Former PM Naftali Bennett Backs Deal To Pardon Netanyahu, But On Condition Bibi Agrees To Leave Politics Forever

Former Israeli Prime Minister Naftali Bennett said Sunday that he would support a presidential pardon for Prime Minister Benjamin Netanyahu — but only if Netanyahu permanently withdraws from political life.

Bennett announced his position in a post on X/Twitter, framing the move as a necessary step to pull Israel back from the brink.

“In recent years, Israel has been led to chaos and to the brink of a civil war that threatens the very existence of the state,” Bennett wrote. “In order to extricate Israel from this chaos, I will support a binding agreement that includes a dignified withdrawal [for Netanyahu] from political life alongside the end of the trial.”

Such a deal, he argued, is the only way for Israeli society to “put it behind us, unite, and rehabilitate the State together.”

The extraordinary statement comes as Bennett is widely seen as a frontrunner in the opposition for the next election cycle, which must be held by October 2026. Polling consistently shows that Bennett could form a coalition capable of ousting Netanyahu.

But the timing is even more explosive: earlier Sunday, Netanyahu submitted a formal request for a presidential pardon to President Isaac Herzog, a move the President’s Office called “unusual” and carrying “significant implications.”

Netanyahu’s attorney, Amit Hadad, delivered the request to the President’s Office, which has transferred it to the Justice Ministry’s Pardons Department for professional evaluation. Once legal opinions are gathered, Herzog’s legal advisers will prepare recommendations before the president makes the final call.

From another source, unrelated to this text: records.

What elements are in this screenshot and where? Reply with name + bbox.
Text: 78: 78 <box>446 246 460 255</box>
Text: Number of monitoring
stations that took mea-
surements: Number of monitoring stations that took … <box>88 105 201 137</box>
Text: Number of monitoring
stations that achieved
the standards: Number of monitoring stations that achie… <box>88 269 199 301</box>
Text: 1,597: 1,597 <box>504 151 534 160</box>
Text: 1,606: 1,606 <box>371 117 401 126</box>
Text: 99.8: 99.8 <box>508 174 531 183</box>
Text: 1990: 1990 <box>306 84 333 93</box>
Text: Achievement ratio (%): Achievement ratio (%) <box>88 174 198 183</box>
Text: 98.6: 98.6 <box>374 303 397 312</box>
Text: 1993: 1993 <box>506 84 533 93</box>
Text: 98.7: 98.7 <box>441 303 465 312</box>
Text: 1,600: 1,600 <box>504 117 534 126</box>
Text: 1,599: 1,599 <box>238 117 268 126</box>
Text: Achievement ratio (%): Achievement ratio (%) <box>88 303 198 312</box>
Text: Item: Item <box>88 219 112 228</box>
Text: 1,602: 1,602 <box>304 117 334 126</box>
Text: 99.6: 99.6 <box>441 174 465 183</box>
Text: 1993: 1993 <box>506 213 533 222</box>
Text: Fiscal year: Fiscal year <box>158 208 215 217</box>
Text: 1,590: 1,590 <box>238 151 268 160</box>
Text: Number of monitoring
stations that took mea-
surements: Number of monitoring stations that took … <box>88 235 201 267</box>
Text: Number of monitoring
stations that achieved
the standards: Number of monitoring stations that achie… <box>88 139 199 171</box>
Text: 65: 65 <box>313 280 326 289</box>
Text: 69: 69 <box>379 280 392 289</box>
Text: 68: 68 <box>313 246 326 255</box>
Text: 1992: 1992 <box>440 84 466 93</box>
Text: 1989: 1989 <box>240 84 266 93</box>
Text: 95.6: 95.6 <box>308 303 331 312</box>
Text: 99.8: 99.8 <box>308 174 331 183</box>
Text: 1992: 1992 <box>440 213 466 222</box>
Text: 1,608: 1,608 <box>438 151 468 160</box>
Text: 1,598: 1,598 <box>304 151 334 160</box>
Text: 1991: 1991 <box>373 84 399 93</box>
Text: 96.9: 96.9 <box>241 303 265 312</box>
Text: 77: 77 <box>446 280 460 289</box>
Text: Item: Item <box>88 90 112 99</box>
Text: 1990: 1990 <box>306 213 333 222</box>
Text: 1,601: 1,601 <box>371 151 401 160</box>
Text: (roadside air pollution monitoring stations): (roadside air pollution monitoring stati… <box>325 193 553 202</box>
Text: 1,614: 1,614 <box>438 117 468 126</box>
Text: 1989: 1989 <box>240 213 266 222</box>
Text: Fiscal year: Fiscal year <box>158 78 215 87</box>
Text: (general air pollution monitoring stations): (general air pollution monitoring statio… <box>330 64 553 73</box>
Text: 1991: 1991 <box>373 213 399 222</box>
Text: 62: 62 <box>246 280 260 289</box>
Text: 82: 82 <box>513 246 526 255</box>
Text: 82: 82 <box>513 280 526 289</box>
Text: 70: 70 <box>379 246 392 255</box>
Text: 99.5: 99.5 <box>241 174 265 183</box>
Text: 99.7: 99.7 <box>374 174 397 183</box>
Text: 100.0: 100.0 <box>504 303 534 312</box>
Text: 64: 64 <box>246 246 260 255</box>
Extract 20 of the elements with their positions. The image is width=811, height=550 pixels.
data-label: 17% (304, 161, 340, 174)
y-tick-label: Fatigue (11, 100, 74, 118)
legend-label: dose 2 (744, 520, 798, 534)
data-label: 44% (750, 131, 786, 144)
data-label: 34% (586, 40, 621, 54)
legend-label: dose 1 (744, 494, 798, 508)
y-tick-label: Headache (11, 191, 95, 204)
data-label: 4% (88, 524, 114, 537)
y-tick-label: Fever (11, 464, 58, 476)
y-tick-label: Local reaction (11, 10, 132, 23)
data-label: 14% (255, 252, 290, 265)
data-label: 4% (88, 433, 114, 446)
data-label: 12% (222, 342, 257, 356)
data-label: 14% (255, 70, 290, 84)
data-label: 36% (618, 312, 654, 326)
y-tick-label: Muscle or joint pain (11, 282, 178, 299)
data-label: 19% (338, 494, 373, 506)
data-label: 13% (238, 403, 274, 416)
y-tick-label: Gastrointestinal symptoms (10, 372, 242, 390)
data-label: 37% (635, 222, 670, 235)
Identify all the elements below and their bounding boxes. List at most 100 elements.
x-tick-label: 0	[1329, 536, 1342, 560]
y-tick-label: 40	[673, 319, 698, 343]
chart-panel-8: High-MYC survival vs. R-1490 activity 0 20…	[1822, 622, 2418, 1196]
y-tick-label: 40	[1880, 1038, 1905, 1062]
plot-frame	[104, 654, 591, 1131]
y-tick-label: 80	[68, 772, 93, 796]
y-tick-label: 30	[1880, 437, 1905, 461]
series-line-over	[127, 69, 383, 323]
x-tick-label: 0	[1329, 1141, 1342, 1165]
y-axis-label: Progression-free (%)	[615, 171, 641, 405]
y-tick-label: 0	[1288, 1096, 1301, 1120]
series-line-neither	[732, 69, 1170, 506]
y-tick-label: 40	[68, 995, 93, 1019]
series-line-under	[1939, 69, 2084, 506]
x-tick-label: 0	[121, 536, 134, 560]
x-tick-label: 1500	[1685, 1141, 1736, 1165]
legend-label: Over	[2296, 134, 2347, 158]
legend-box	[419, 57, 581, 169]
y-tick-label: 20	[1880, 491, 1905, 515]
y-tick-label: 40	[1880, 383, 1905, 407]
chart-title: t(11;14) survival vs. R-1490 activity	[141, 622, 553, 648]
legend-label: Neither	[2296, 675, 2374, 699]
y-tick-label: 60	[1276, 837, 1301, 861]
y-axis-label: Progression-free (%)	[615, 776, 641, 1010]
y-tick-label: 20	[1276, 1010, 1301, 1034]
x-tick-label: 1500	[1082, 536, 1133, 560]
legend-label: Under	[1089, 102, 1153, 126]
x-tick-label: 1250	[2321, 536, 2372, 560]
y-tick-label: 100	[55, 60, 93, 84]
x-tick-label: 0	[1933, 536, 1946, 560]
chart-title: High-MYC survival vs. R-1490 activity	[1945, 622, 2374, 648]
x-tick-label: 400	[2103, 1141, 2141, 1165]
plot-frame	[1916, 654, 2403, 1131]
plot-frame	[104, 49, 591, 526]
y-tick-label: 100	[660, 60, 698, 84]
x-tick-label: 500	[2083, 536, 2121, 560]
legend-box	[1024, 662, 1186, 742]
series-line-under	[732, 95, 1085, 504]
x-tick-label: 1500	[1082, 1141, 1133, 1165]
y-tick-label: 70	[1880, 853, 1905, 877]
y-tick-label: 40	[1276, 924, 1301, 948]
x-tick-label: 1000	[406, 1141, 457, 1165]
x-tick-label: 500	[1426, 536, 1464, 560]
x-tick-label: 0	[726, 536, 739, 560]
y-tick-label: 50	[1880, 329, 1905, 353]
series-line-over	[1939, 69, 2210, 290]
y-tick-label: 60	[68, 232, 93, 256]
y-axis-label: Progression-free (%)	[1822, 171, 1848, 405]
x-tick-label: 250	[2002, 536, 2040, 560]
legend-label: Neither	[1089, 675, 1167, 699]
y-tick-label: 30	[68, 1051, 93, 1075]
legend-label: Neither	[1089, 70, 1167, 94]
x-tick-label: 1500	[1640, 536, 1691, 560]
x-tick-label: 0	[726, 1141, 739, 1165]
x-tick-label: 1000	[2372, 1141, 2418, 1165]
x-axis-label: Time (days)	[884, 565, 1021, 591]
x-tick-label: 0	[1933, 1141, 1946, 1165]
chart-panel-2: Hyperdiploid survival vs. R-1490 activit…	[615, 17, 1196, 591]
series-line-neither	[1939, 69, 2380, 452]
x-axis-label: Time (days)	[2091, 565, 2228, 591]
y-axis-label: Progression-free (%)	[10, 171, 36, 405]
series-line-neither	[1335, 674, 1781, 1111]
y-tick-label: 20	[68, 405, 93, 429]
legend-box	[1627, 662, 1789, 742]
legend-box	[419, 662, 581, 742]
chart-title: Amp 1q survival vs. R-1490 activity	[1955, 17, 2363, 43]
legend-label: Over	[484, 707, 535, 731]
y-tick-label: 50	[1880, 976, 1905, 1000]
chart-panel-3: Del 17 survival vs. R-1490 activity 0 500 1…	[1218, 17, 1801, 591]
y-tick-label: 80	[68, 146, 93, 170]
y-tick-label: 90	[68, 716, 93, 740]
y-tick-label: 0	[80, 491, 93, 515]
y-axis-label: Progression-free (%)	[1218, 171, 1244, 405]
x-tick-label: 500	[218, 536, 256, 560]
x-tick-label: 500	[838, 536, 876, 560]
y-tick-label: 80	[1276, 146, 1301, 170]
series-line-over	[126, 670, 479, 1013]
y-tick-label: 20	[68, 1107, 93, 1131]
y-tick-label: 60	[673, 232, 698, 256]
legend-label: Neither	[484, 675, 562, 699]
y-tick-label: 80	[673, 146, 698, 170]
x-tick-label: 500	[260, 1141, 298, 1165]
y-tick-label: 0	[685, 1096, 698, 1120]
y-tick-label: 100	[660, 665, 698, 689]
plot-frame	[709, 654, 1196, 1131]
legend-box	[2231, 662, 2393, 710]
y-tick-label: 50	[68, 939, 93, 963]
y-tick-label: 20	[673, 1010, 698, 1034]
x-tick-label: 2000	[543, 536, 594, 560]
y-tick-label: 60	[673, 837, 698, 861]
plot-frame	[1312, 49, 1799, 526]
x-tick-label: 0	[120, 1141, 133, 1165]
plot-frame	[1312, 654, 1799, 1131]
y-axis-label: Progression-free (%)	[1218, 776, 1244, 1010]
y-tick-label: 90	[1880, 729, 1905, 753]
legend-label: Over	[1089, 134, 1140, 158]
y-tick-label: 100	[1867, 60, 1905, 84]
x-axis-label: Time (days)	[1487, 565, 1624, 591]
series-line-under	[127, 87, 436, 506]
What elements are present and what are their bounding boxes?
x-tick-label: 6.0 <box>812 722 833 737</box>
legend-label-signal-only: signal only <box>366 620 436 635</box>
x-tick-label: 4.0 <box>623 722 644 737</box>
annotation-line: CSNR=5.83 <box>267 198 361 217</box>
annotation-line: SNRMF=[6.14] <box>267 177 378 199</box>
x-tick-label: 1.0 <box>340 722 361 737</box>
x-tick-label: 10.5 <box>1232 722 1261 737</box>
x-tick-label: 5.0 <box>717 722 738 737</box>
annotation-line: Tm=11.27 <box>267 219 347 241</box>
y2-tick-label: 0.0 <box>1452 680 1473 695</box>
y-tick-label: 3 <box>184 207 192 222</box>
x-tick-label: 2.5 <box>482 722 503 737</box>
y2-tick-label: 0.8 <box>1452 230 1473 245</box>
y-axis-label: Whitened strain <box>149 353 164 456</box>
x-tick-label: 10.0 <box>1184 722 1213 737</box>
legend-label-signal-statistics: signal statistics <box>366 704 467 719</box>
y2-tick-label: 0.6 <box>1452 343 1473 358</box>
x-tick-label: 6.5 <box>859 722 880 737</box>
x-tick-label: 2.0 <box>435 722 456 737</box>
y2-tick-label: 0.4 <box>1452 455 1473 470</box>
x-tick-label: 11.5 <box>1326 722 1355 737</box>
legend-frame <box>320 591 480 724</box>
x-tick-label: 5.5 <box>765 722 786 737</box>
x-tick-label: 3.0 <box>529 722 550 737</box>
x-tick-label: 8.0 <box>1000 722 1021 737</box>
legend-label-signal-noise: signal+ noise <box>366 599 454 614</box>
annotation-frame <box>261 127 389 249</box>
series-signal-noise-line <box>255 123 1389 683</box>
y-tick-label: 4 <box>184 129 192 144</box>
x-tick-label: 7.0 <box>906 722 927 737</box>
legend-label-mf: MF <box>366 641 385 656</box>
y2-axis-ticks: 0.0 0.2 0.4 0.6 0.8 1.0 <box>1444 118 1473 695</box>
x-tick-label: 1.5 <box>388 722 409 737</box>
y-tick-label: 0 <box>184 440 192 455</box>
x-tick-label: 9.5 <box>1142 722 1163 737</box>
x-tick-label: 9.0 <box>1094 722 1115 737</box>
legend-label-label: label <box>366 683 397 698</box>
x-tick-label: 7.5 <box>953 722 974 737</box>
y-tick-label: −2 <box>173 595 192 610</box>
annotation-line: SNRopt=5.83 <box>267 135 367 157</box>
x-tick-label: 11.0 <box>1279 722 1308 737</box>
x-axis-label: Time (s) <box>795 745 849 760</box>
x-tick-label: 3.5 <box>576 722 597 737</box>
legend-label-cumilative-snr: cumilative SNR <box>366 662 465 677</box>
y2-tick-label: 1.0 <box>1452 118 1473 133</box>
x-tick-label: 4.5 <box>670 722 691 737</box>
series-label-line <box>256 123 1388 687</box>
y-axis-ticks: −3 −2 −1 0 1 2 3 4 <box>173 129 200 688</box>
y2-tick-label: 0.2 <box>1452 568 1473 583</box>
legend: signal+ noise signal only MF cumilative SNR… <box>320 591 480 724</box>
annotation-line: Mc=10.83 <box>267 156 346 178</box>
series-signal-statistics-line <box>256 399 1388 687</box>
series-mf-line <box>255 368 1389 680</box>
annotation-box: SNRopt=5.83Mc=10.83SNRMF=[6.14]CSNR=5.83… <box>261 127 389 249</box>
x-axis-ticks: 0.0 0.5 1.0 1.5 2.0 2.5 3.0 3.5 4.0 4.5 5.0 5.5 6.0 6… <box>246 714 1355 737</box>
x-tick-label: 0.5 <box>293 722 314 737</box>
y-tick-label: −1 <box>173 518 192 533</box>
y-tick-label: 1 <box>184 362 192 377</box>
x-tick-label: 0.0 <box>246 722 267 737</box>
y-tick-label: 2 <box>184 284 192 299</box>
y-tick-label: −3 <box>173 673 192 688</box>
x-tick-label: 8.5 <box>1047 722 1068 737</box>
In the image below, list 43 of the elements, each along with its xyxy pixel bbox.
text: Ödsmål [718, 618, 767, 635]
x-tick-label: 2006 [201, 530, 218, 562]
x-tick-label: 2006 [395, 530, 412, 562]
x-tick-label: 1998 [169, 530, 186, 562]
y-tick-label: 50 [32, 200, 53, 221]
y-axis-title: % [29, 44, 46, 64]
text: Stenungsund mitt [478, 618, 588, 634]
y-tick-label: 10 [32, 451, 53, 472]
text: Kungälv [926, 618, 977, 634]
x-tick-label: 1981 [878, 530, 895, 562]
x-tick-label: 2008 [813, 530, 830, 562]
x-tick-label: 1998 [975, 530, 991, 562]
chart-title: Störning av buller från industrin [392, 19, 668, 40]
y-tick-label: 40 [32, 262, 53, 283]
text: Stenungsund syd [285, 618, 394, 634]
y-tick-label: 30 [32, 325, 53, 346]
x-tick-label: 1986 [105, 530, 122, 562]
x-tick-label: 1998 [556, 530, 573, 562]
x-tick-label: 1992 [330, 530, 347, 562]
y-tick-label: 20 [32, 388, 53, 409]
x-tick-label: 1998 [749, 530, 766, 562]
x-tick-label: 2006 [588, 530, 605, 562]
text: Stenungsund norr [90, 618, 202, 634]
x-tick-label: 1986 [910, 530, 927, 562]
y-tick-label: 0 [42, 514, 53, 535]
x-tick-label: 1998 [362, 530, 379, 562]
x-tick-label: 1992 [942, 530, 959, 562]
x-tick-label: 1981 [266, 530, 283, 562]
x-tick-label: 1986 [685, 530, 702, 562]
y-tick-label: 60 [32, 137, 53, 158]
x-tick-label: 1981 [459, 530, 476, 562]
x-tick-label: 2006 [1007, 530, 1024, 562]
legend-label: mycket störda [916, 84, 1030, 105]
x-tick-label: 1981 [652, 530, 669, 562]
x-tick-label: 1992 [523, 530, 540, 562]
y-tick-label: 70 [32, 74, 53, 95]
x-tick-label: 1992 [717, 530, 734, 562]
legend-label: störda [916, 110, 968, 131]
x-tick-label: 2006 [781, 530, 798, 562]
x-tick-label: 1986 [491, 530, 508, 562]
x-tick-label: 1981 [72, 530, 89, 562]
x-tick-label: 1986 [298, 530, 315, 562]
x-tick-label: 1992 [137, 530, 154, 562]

Even as Bennett floated the idea of a negotiated exit, sources close to Netanyahu pushed back hard. Netanyahu will not agree to any plea deal or pardon arrangement that forces him out of politics, they told The Jerusalem Post.

“He is planning to run again in the next elections,” one source confirmed.

That position strikes at the heart of the years-long debate over Netanyahu’s corruption trial and the possibility of a plea bargain. A conviction with moral turpitude would bar him from politics — something Netanyahu has insisted he will never accept.

Sources close to the president say Herzog’s decision is at least two months away. The President’s Office emphasized that the request will be reviewed “responsibly and sincerely,” but noted that its unusual nature underscores its gravity.